Architectural analysis of oral cancer, dysplastic, and normal epithelia

Abstract

We present a novel, automated, and quantitative approach to evaluate local epithelial tissue architecture based on mathematical graph theory. Four hundred forty-one images of three diagnostic classes of oral epithelium (normal, dysplastic, and neoplastic) were analysed. The epithelial compartment was partitioned into exclusive areas associated with each nucleus to approach the theoretical cell extents. The spatial arrangement of cells in neighbourhoods of two sizes was characterised by constructing graph networks based on the cell centroids and recording 29 statistical properties. We analysed 104,627 and 67,590 neighbourhoods of diameters 37.5 and 75 microm, respectively. The discrimination power of the architectural descriptors was evaluated by using discriminant analysis. The best neighbourhood discrimination rate was 75% for normal versus carcinoma. For the pooled data, discrimination into three classes based on largest number of neighbourhoods associated with each class was 100% correct.

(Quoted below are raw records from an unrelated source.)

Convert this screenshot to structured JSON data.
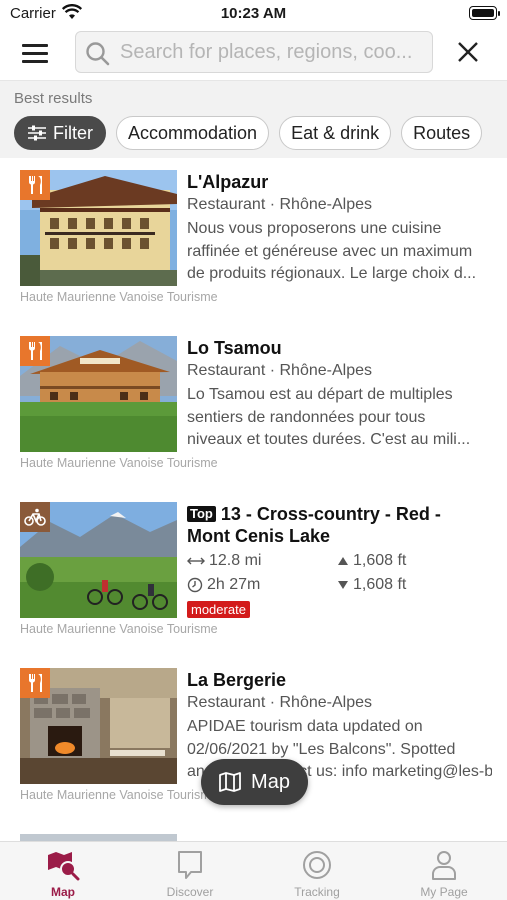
{
  "status_bar": {
    "carrier": "Carrier",
    "time": "10:23 AM"
  },
  "search": {
    "placeholder": "Search for places, regions, coo...",
    "value": ""
  },
  "filters": {
    "section_label": "Best results",
    "chips": [
      "Filter",
      "Accommodation",
      "Eat & drink",
      "Routes"
    ]
  },
  "results": [
    {
      "title": "L'Alpazur",
      "subtitle": "Restaurant · Rhône-Alpes",
      "description": [
        "Nous vous proposerons une cuisine",
        "raffinée et généreuse avec un maximum",
        "de produits régionaux. Le large choix d..."
      ],
      "credit": "Haute Maurienne Vanoise Tourisme",
      "category_icon": "fork-knife-icon"
    },
    {
      "title": "Lo Tsamou",
      "subtitle": "Restaurant · Rhône-Alpes",
      "description": [
        "Lo Tsamou est au départ de multiples",
        "sentiers de randonnées pour tous",
        "niveaux et toutes durées. C'est au mili..."
      ],
      "credit": "Haute Maurienne Vanoise Tourisme",
      "category_icon": "fork-knife-icon"
    },
    {
      "tag": "Top",
      "title_line1": "13 - Cross-country - Red -",
      "title_line2": "Mont Cenis Lake",
      "distance": "12.8 mi",
      "duration": "2h 27m",
      "ascent": "1,608 ft",
      "descent": "1,608 ft",
      "difficulty": "moderate",
      "credit": "Haute Maurienne Vanoise Tourisme",
      "category_icon": "bicycle-icon"
    },
    {
      "title": "La Bergerie",
      "subtitle": "Restaurant · Rhône-Alpes",
      "description": [
        "APIDAE tourism data updated on",
        "02/06/2021 by \"Les Balcons\". Spotted",
        "an error? Contact us: info marketing@les-balc..."
      ],
      "credit": "Haute Maurienne Vanoise Tourisme",
      "category_icon": "fork-knife-icon"
    }
  ],
  "map_button": {
    "label": "Map"
  },
  "tabbar": {
    "tabs": [
      {
        "label": "Map",
        "active": true
      },
      {
        "label": "Discover",
        "active": false
      },
      {
        "label": "Tracking",
        "active": false
      },
      {
        "label": "My Page",
        "active": false
      }
    ]
  },
  "colors": {
    "accent": "#9b1c48",
    "restaurant_badge": "#e8762c",
    "bike_badge": "#8a5a3a",
    "difficulty": "#d31b1b"
  }
}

Case-wise, discrimination rates were 67%, 100%, and 80% correct for normal, premalignant, and malignant. When considering two classes, discrimination rates was 89% (normal) and 100% (malignant) correct, with 71% of premalignant cases assigned to the malignant class. The results indicate that unbiased and reproducible quantification of tissue architectural features is possible and may provide valuable morphological information for diagnostic purposes.